Thursday, April 16, 2009

Canada’s Bank Bailout $275 Billion and Counting…

by Steve da Silva
Basics Issue #13 (Apr/May 2009)


According to Statistics Canada, in the last quarter of 2008 Canada’s economy shrank at an annualized rate of 3.4%, and it’s expected that the economy contracted at an even faster rate in the first quarter of 2009. This means that Canada is officially in a recession, defined as a period of at least six months of economic contraction. Despite the reassurances made by Canada’s politicians, as the job losses amount into the hundreds of thousands and with an unemployment rate of 8%, there is nothing for workers to be optimistic about.

And how has the Canadian government responded to what is scaling up to become the greatest economic crisis in Canada and the world since the 1930s?

In late 2008, the Canadian government injected $75 billion into the Canadian banking system in order to buy up unstable mortgage debts held by the banks in a program called the Insured Mortgage Purchase Program (IMPP). Preparing themselves for worse times ahead, the Canadian banks quietly liquated their soon-to-be-troubled assets in exchange for cold, hard cash from the public purse.

With a nearly total media blackout on the decision and thus no opposition to check this unprecedented transfer of wealth from the public to the rich, the back-room dealings were taken to new levels in early 2009 as Canada’s banks were pushing for more bailout money. The Conservative government – with the silent complicity of their “opponents” in Parliament – passed the 2009 Federal Budget which approved an additional $200 billion in bailout money under a program they called the Extraordinary Financing Framework (EFF).
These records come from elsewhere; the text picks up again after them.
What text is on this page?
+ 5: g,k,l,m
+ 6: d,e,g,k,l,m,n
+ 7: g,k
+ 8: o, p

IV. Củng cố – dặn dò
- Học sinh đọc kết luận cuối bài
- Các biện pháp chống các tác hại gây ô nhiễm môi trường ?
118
While much adieu was made about the Federal Budget’s estimated 5-year $85 billion deficit, nothing at all was said about the plan to spend $200 billion to bail out the banks. This bailout was not calculated into the deficit projections because, as the budget tells us, in return the government was getting “revenue-bearing assets” from the banks. Well, the question immediately follows: If these assets were bearing revenue, why would the banks by trying to liquidate them in the first place? When these assets begin to fail in the coming months and years, it is now working-class Canadians who are going to be picking up the bill for these toxic liabilities.
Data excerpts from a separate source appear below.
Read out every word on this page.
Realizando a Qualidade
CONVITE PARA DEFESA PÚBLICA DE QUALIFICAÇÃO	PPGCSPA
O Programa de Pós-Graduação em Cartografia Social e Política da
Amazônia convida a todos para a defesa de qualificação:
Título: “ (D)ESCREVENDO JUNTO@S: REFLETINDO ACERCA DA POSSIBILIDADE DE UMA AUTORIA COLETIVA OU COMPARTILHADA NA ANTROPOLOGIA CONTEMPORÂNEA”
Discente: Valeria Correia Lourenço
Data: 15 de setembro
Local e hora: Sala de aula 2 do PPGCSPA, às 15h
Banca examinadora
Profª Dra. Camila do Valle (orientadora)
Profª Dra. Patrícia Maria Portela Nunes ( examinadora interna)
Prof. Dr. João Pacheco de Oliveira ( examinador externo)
By early March 2009, the Bank of Canada lowered its interest rate to an all-time record low of 0.5%, a move that economists compared to making a decision to launch nuclear warfare. What this move signaled was the Bank of Canada’s preparations to flood the economy with new dollars that are going to be used to buy up billions of dollars of corporate debt, which is setting the stage for pushing the bank bailout beyond $275 billion.
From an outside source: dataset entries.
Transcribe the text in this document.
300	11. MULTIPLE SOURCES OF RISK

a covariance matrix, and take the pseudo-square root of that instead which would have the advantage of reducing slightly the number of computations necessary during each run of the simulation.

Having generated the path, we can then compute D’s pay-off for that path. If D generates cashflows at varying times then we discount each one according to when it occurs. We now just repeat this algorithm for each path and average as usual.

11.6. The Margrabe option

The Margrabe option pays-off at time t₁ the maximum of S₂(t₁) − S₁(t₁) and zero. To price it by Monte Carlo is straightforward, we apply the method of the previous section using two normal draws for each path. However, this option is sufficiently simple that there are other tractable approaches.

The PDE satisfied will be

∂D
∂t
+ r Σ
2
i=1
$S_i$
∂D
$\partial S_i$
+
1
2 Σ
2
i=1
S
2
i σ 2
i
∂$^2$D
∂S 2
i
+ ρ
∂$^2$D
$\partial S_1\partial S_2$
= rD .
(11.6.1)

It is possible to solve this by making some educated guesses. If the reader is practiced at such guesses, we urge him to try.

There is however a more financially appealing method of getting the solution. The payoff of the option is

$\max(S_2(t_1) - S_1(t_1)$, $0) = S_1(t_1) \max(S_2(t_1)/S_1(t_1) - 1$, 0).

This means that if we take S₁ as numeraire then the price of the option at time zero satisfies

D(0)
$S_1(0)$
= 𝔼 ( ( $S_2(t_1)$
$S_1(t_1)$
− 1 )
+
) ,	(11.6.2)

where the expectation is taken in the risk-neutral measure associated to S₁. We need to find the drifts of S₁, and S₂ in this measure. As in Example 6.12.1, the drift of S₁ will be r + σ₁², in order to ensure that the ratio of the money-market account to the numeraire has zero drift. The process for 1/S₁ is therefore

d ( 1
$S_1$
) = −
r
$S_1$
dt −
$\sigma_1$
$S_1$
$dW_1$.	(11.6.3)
As the Canadian economy moves into depression territory, all signs suggest that the Canadian government and every political party represented in it are going to stand firm as staunch defenders and apologists for the bankers and big business. The majority of us, in the meantime, can either sit back and watch our interests continue to be attacked; or we can begin organizing ourselves to seriously confront the capitalist class relations that are allowing these outrages to be carried out.